Consider the system of polynomial equations and inequalities [1]

$\begin{array}{rrl} f_1 (x_1, x_2) :=& x_1^2 + x_2^2 - 1 &= 0\\ g_1 (x_1, x_2) :=& 3 x_2 - x_1^3 - 2 &\geq 0\\ g_2 (x_1, x_2) :=& x_1 - 8 x_2^3 &\geq 0\end{array}$

whose solution set is the following semialgebraic set

$S := \{ (x_1,x_2) \in \mathbb{R}^2 \mid f_1 (x_1,x_2) = 0 \land g_1 (x_1,x_2) \geq 0 \land g_2 (x_1,x_2) \geq 0\}$

Parrilo showed in [1] that this system is infeasible, i.e., set $S$ is empty, using the Positivstellensatz [2]. Alternatively, one could use quantifier elimination to conclude infeasibility.

Consider the following proposition

$\exists{x_1}\exists{x_2} \left(f_1 (x_1,x_2) = 0 \land g_1 (x_1,x_2) \geq 0 \land g_2 (x_1,x_2) \geq 0\right)$.

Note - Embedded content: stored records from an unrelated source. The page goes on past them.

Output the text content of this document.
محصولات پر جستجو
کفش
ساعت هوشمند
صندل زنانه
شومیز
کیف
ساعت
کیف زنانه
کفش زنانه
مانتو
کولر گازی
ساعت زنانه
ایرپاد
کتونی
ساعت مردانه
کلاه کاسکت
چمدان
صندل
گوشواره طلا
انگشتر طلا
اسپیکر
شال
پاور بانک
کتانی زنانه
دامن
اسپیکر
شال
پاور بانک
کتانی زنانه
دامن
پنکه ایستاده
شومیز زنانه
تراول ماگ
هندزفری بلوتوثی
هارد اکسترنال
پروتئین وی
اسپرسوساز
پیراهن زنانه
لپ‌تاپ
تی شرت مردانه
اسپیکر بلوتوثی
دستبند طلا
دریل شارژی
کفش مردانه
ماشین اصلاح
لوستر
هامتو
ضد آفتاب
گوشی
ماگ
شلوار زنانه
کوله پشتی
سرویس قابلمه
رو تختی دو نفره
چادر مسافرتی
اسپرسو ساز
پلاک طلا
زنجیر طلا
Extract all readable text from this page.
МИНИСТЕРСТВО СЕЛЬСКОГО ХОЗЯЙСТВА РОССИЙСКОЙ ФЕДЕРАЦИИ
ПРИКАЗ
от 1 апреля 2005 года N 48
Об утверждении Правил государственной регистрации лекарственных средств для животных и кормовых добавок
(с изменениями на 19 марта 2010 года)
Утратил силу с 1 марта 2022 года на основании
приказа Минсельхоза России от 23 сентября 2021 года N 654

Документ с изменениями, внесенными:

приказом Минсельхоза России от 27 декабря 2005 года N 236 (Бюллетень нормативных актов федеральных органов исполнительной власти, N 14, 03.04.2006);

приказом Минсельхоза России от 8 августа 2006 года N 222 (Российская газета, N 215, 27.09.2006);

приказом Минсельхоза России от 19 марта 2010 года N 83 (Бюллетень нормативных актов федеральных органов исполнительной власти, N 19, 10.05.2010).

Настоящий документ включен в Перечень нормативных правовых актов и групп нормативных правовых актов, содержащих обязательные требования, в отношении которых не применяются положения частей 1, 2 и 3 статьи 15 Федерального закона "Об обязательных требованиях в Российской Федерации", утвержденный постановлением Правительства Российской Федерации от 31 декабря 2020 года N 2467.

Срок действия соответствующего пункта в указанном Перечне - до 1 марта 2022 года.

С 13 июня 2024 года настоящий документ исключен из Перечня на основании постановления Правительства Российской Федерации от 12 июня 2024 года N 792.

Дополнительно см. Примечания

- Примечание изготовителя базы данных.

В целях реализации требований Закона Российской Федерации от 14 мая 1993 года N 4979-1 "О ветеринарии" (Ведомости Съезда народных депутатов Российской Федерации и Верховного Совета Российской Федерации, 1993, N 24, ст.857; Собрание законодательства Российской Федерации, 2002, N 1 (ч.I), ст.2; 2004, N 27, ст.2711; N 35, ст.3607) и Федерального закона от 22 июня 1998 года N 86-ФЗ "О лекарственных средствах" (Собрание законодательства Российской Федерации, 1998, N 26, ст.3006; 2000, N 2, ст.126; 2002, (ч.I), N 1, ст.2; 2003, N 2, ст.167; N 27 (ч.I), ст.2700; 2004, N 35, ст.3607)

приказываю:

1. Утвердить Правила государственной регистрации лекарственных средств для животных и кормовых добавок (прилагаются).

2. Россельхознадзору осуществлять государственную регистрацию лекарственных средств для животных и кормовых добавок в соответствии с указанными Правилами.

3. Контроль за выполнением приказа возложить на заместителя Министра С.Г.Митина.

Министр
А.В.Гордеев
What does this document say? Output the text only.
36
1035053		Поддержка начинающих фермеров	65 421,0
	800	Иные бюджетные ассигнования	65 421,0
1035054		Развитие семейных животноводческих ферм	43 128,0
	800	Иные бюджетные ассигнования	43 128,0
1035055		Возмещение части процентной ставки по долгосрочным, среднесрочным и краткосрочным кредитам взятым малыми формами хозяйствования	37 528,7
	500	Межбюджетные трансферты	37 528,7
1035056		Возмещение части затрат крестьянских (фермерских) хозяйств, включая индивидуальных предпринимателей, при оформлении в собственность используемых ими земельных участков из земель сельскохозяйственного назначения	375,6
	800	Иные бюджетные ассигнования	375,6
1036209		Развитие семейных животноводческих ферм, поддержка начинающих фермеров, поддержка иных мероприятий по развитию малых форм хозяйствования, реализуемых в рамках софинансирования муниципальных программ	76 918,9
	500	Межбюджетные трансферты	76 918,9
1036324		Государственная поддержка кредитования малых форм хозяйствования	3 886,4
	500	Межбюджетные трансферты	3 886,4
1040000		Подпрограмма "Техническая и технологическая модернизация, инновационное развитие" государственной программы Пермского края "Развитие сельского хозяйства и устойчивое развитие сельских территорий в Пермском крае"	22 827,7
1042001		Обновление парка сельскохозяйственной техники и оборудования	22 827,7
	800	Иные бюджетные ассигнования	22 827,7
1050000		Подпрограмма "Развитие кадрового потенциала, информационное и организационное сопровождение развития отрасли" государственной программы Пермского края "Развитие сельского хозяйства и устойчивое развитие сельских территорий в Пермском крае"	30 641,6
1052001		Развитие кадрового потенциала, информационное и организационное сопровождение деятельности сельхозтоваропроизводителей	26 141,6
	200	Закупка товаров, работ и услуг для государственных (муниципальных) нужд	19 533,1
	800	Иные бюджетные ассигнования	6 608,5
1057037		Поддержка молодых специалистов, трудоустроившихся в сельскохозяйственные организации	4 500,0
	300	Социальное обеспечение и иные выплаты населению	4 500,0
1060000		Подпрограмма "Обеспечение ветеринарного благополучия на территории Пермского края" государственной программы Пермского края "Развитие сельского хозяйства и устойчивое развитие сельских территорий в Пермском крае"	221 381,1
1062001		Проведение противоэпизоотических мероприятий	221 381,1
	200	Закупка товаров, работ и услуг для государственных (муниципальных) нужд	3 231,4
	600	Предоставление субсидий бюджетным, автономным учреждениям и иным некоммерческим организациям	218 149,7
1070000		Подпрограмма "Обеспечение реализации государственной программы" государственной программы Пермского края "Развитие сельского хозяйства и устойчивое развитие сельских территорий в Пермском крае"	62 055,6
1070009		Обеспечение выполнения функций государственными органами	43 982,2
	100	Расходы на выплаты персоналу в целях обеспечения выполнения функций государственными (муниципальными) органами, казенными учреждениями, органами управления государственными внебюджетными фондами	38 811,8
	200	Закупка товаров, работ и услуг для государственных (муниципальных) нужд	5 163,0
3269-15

If this proposition is true, then the system is feasible and $S$ is nonempty. If the proposition is false, then the system is infeasible and $S$ is empty. We can determine the truth value of the proposition using REDUCE + REDLOG to perform quantifier elimination:

% feasibility via quantifier elimination

rlset ofsf;

% define polynomial functions
f1 := x1^2+x2^2-1;
g1 := 3*x2-x1^3-2;
g2 := x1-8*x2^3;

% define existential formula
phi := ex({x1,x2}, f1=0 and g1>=0 and g2>=0);

% perform quantifier elimination
rlqe phi;

end;

The output of this script is the following:

The proposition is false and, thus, the system is infeasible.

__________

References

[1] Pablo Parrilo, Sum of Squares Programs and Polynomial Inequalities.

[2] Jacek Bochnak, Michel Coste, Marie-Françoise Roy, Real Algebraic Geometry, Springer, 1998.